I am no longer ashamed to talk about my being depressed; when I talk with other depressed persons I feel better.

” I used to be ashamed of my condition and didn’t talk about it. But nowadays I freely confess I am a depressive , and this has attracted other depressed people to me. Working with them has helped a great deal.”

(2) Bill W.,  Co-founder of AA.

CLARIFICATION OF THOUGHT

I  know that the more I read the literature about the Twelve Steps and daily work my program, the more I am able to help myself grow out of this depression as Bill W.,  did shortly after he wrote the above piece.  So often alcoholism covers up depression so that the original cause of  the depression needs to be looked at.

MEDITATION

God, please help us through this day and help us work through these memories of shame that keep us depressed.  Let us truly believe that we can be free of our shame and live as a free person today.

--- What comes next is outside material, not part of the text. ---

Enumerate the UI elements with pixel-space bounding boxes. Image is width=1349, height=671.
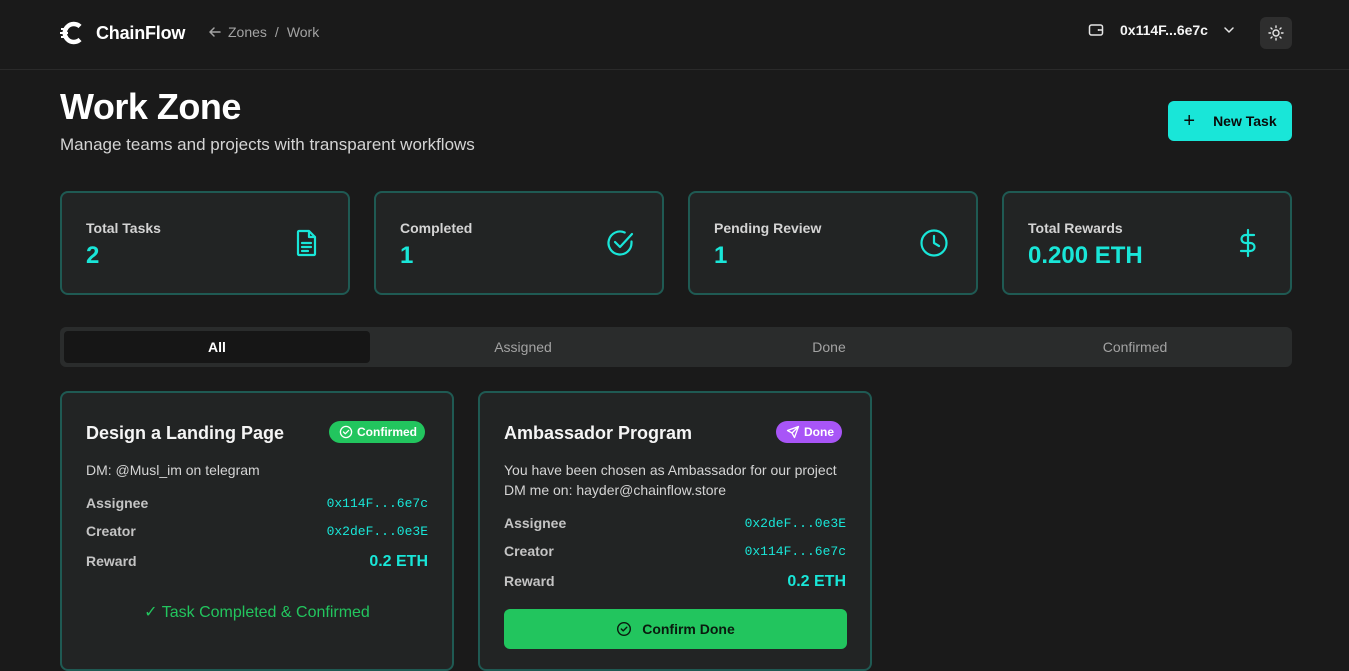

COPYRIGHT(C) Higher Thoughts for Down days: 365 Daily Thoughts and Meditations for Twelve Step fellowship groups. (1999) Depressed Anonymous Publications. Louisville.  Higher thought for  June 24. Pages 126-127.

NOTE:   Because I had experienced depression myself,  this added a  healing assistance  to my encounters with clients who were depressed.  We could speak and understand each other.